In 1827 his war expedition reached Whangaroa. Some local inhabitants fled immediately; others were driven off. As they left, Ngati Uru sacked the Wesleyan mission. But Hongi himself was the chief casualty; a ball from a musket, the weapon he had helped to introduce, passed through his chest. To make matters worse, Turikatuku, his wife, died a few days after he was wounded.
The last year of his life was even more troubled. There were frequent struggles between those of his people who had stayed at Waimate and those who had gone to Whangaroa. He was still feared by people who expected him to attack them; but some of his own people called him 'an old woman' and said that they cared nothing for him.

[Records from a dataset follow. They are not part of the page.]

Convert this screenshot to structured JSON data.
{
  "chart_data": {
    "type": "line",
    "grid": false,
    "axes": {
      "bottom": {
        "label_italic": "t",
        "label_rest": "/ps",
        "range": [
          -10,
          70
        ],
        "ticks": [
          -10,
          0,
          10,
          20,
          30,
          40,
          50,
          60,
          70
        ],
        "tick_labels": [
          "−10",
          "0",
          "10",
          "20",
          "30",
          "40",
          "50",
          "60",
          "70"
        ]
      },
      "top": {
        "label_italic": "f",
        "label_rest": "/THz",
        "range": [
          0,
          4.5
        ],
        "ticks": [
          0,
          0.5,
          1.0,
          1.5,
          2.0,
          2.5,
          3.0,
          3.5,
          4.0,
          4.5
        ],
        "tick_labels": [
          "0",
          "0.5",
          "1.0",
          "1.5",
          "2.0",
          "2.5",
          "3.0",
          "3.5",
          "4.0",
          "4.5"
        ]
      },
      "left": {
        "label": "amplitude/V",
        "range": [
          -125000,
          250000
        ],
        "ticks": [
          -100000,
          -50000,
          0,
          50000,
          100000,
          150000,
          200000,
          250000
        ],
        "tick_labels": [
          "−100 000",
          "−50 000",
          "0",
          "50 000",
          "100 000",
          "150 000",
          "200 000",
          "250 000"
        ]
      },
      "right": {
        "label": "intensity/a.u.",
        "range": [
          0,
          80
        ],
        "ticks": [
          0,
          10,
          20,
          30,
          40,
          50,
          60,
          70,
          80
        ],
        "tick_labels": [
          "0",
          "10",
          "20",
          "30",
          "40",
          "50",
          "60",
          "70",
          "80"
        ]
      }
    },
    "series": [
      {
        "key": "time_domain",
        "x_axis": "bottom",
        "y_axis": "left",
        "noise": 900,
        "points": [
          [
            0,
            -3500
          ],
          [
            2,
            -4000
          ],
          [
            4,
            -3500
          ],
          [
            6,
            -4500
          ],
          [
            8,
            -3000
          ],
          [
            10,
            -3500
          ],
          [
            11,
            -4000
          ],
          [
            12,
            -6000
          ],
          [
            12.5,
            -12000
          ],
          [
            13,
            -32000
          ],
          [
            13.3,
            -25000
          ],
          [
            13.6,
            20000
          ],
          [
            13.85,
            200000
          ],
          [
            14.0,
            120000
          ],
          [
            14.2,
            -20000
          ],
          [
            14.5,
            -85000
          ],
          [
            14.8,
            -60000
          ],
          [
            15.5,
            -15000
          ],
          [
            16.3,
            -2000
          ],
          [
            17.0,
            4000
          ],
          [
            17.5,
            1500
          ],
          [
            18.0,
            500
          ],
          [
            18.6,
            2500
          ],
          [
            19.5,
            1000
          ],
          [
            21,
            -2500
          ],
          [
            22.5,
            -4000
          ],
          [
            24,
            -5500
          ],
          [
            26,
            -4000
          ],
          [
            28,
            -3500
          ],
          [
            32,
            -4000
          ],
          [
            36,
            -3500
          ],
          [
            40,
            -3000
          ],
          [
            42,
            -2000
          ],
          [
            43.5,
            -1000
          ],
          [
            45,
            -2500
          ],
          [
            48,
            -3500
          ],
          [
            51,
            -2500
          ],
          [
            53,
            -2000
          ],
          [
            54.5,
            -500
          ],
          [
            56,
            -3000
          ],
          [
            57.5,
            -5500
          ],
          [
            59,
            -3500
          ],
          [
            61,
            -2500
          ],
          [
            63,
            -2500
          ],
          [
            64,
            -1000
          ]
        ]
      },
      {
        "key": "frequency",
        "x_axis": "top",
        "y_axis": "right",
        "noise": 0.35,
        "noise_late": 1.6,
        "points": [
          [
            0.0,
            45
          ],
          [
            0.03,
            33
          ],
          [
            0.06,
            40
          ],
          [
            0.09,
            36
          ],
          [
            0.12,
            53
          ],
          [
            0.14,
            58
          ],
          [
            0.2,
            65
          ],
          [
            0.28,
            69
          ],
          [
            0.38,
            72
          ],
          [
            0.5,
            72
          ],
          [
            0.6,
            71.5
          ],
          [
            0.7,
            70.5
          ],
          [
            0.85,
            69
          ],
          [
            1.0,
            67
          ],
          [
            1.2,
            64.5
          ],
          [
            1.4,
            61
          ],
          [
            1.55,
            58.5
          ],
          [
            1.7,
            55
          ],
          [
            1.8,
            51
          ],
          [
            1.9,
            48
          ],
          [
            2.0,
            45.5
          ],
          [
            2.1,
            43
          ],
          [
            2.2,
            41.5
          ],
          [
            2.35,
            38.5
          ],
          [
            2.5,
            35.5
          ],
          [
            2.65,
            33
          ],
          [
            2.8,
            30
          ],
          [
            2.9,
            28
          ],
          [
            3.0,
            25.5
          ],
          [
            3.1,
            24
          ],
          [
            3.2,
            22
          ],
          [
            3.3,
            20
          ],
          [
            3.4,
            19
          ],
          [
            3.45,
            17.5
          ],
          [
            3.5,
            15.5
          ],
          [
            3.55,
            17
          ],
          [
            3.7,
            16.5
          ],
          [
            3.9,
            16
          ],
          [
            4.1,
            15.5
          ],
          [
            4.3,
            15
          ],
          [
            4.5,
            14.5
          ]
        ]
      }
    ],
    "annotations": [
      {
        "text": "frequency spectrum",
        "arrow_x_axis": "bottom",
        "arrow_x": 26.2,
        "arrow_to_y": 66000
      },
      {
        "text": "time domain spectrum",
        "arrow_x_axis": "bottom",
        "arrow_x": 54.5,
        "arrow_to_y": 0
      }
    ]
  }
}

He still planned for the future. He tried to tempt the missionaries James Kemp and George Clarke to come to Whangaroa, believing that their presence would attract shipping. He planned a Waikato expedition to avenge the death of Pomare I in 1826. He schemed to capture the anchorage at Kororareka (Russell), popular with the visiting ships. He died from his bullet wound on 3 March 1828, at Whangaroa. The missionaries at Waimate and Kerikeri thought the fact that he had died at Whangaroa would spare them from a plundering expedition. His successors, however, concealed his death for fear of such an expedition, until Patuone reassured them. Then, this fear removed, his people paid him honour for some days before burying him. The final resting place of his bones was a carefully guarded secret.